Geoff Ryman's Cambodian Tales, Part 2
Ryman lives in the United Kingdom, is currently teaching in San Diego, and has Canadian citizenship. As he told Locus in an earlier interview, "Canada spends an inordinate amount of time worrying about its national identity, which is a really boring topic. I got kind of narked because for some time they would never call me a Canadian writer, though I carry a Canadian passport and I feel Canadian. It's because I've lived out of the country. You could never have a film called A Canadian in Paris.”
Here's Part II of Ryman's essay on his Cambodian experiences. Check out all of Ryman's fiction available through Amazon.
Stories. Cambodia. Later. (Part 2)
2004. On the roof of my hotel in Battambang, once Cambodia's second city, I met on the rooftop cafe a huge, meaning very fat, black American. We look out over the flat riverside plain palm trees walking all the way into a distant hazy blue horizon. During the wars I know that all the trees in Battambang were cut down. Now we look out over the market that was once a bus station still one of the biggest buildings in town, French and art deco. The American tells me that he was soldier, who served here in the 1970s, and who fell in love with the country. He keeps coming back. His wife divorced him, his children have left home. He is coming to Cambodia to live. It gets in your blood, Cambodia, I say. It's the stories, he says, everybody has a story.
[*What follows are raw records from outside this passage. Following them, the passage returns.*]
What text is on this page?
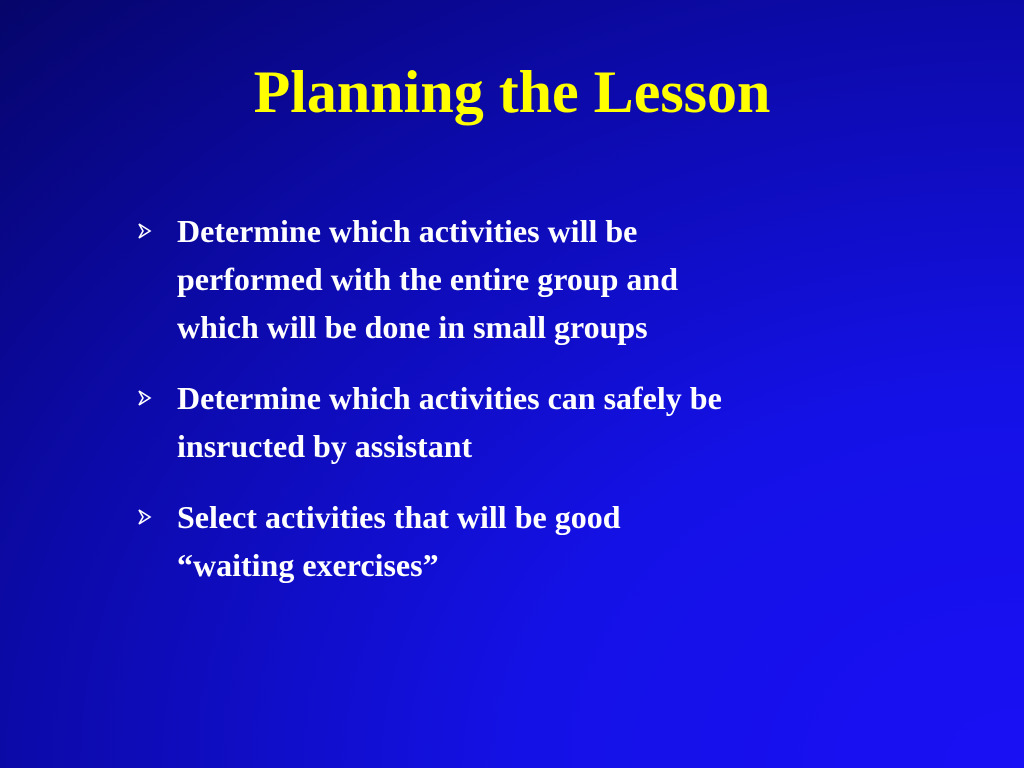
Planning the Lesson
Determine which activities will be
performed with the entire group and
which will be done in small groups
Determine which activities can safely be
insructed by assistant
Select activities that will be good
“waiting exercises”
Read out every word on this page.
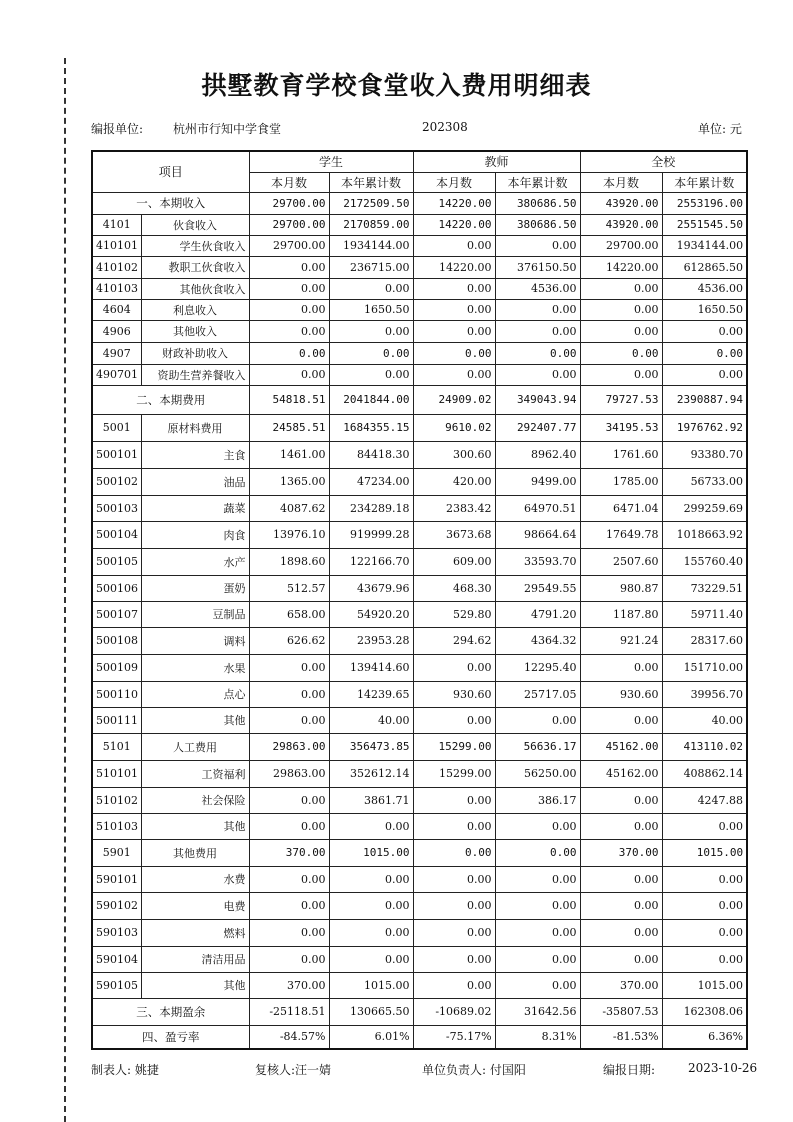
拱墅教育学校食堂收入费用明细表
编报单位: 杭州市行知中学食堂	202308	单位: 元
项目		学生		教师		全校	
		本月数	本年累计数	本月数	本年累计数	本月数	本年累计数
一、本期收入		29700.00	2172509.50	14220.00	380686.50	43920.00	2553196.00
4101	伙食收入	29700.00	2170859.00	14220.00	380686.50	43920.00	2551545.50
410101	学生伙食收入	29700.00	1934144.00	0.00	0.00	29700.00	1934144.00
410102	教职工伙食收入	0.00	236715.00	14220.00	376150.50	14220.00	612865.50
410103	其他伙食收入	0.00	0.00	0.00	4536.00	0.00	4536.00
4604	利息收入	0.00	1650.50	0.00	0.00	0.00	1650.50
4906	其他收入	0.00	0.00	0.00	0.00	0.00	0.00
4907	财政补助收入	0.00	0.00	0.00	0.00	0.00	0.00
490701	资助生营养餐收入	0.00	0.00	0.00	0.00	0.00	0.00
二、本期费用		54818.51	2041844.00	24909.02	349043.94	79727.53	2390887.94
5001	原材料费用	24585.51	1684355.15	9610.02	292407.77	34195.53	1976762.92
500101	主食	1461.00	84418.30	300.60	8962.40	1761.60	93380.70
500102	油品	1365.00	47234.00	420.00	9499.00	1785.00	56733.00
500103	蔬菜	4087.62	234289.18	2383.42	64970.51	6471.04	299259.69
500104	肉食	13976.10	919999.28	3673.68	98664.64	17649.78	1018663.92
500105	水产	1898.60	122166.70	609.00	33593.70	2507.60	155760.40
500106	蛋奶	512.57	43679.96	468.30	29549.55	980.87	73229.51
500107	豆制品	658.00	54920.20	529.80	4791.20	1187.80	59711.40
500108	调料	626.62	23953.28	294.62	4364.32	921.24	28317.60
500109	水果	0.00	139414.60	0.00	12295.40	0.00	151710.00
500110	点心	0.00	14239.65	930.60	25717.05	930.60	39956.70
500111	其他	0.00	40.00	0.00	0.00	0.00	40.00
5101	人工费用	29863.00	356473.85	15299.00	56636.17	45162.00	413110.02
510101	工资福利	29863.00	352612.14	15299.00	56250.00	45162.00	408862.14
510102	社会保险	0.00	3861.71	0.00	386.17	0.00	4247.88
510103	其他	0.00	0.00	0.00	0.00	0.00	0.00
5901	其他费用	370.00	1015.00	0.00	0.00	370.00	1015.00
590101	水费	0.00	0.00	0.00	0.00	0.00	0.00
590102	电费	0.00	0.00	0.00	0.00	0.00	0.00
590103	燃料	0.00	0.00	0.00	0.00	0.00	0.00
590104	清洁用品	0.00	0.00	0.00	0.00	0.00	0.00
590105	其他	370.00	1015.00	0.00	0.00	370.00	1015.00
三、本期盈余		-25118.51	130665.50	-10689.02	31642.56	-35807.53	162308.06
四、盈亏率		-84.57%	6.01%	-75.17%	8.31%	-81.53%	6.36%
制表人: 姚捷	复核人:汪一婧	单位负责人: 付国阳	编报日期:	2023-10-26
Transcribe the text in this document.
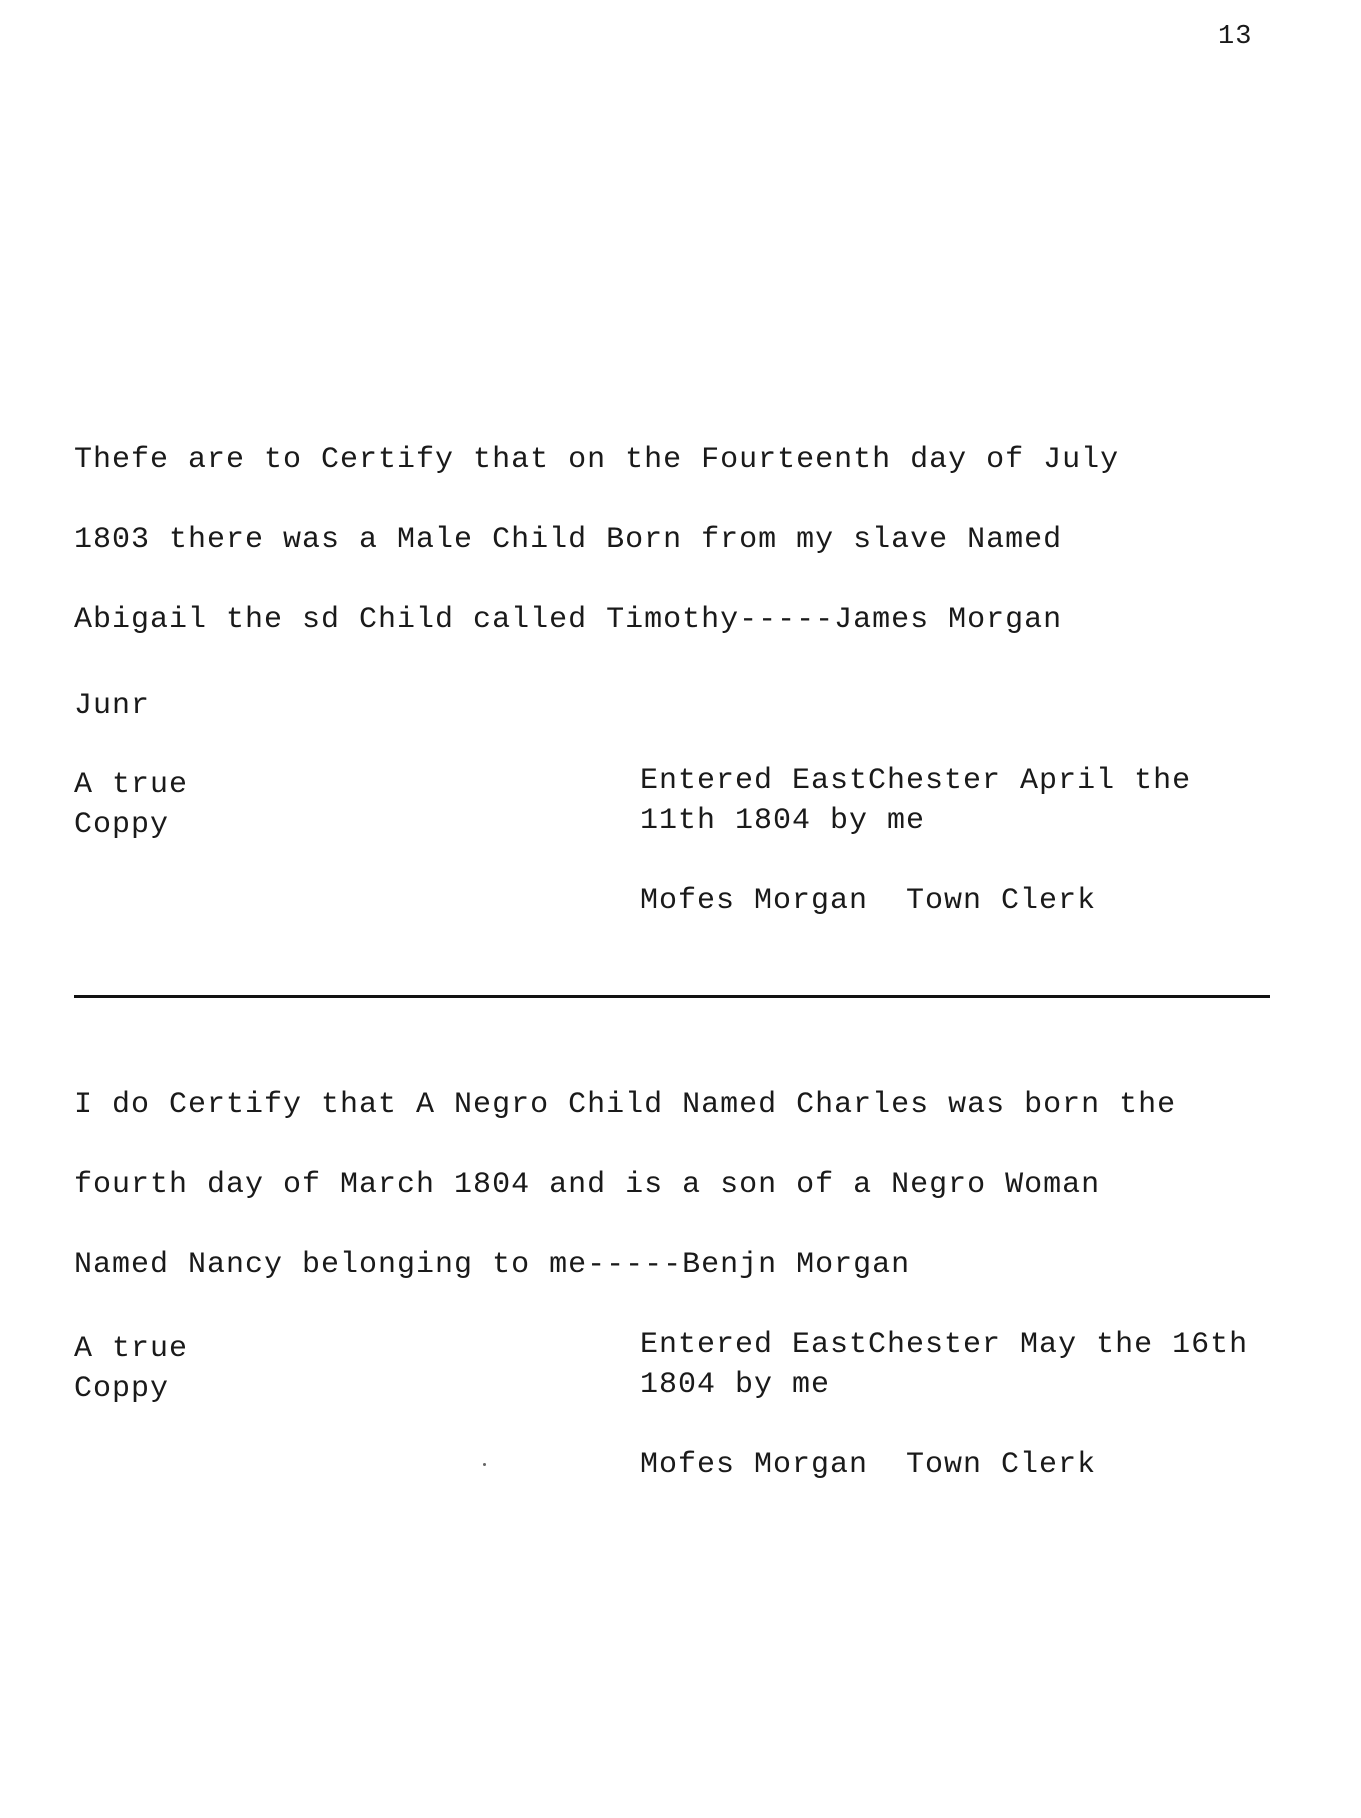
13
Thefe are to Certify that on the Fourteenth day of July
1803 there was a Male Child Born from my slave Named
Abigail the sd Child called Timothy-----James Morgan
Junr
A true
Coppy
Entered EastChester April the
11th 1804 by me
Mofes Morgan  Town Clerk
I do Certify that A Negro Child Named Charles was born the
fourth day of March 1804 and is a son of a Negro Woman
Named Nancy belonging to me-----Benjn Morgan
A true
Coppy
Entered EastChester May the 16th
1804 by me
Mofes Morgan  Town Clerk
Just outside the city is a huge statue of an unmistakeably black man. The motoboy explains that Battambang is very proud that it was once ruled by a legendary black king. Cambodia is full of unexpected resonances, as if reality were punning, as if the world really ran on luck, an a-causal principle of resemblances, prophecies, and coincidences.
The motoboy's name really is David, and he explains to me how he came to have a Western name.
His mother was shot and dying, his aunt snatched him from her arms. The family fled in the chaos that followed the Vietnamese invasion of Cambodia to the jeum-room in Thailand, the camps. His uncle named him David after an aid worker. That story became part of William's tale in The King's Last Song. I wanted one of the characters to have a Western name, to make it easier for airport readers.
David and I drive into tropical rains and wait it out first in a roadside shelter, then a covered bridge. The sun suddenly comes out, and we visit another ruined wat. Next to it, as all over Cambodia, a new wat made of smoothed concrete stands in scaffolding. And over it, a rainbow, like a bridge between worlds.
2006. In the big riverside restaurant Bubble Tea, a university colleague explains why he has not yet married. He was engaged to a girl of good family, but when he went to a fortune teller, he was told that if he married this girl, she would be dead in two years. He had no doubt that the fortune teller told the truth. For whatever reason he found that the most comfortable way to end the engagement was to go to study in the Philippines for two years. Quietly, gently, the engagement ended.
I wondered why such a modern fellow would tell me such a story. To show the power of traditional beliefs. To establish that he was ethnically Chinese.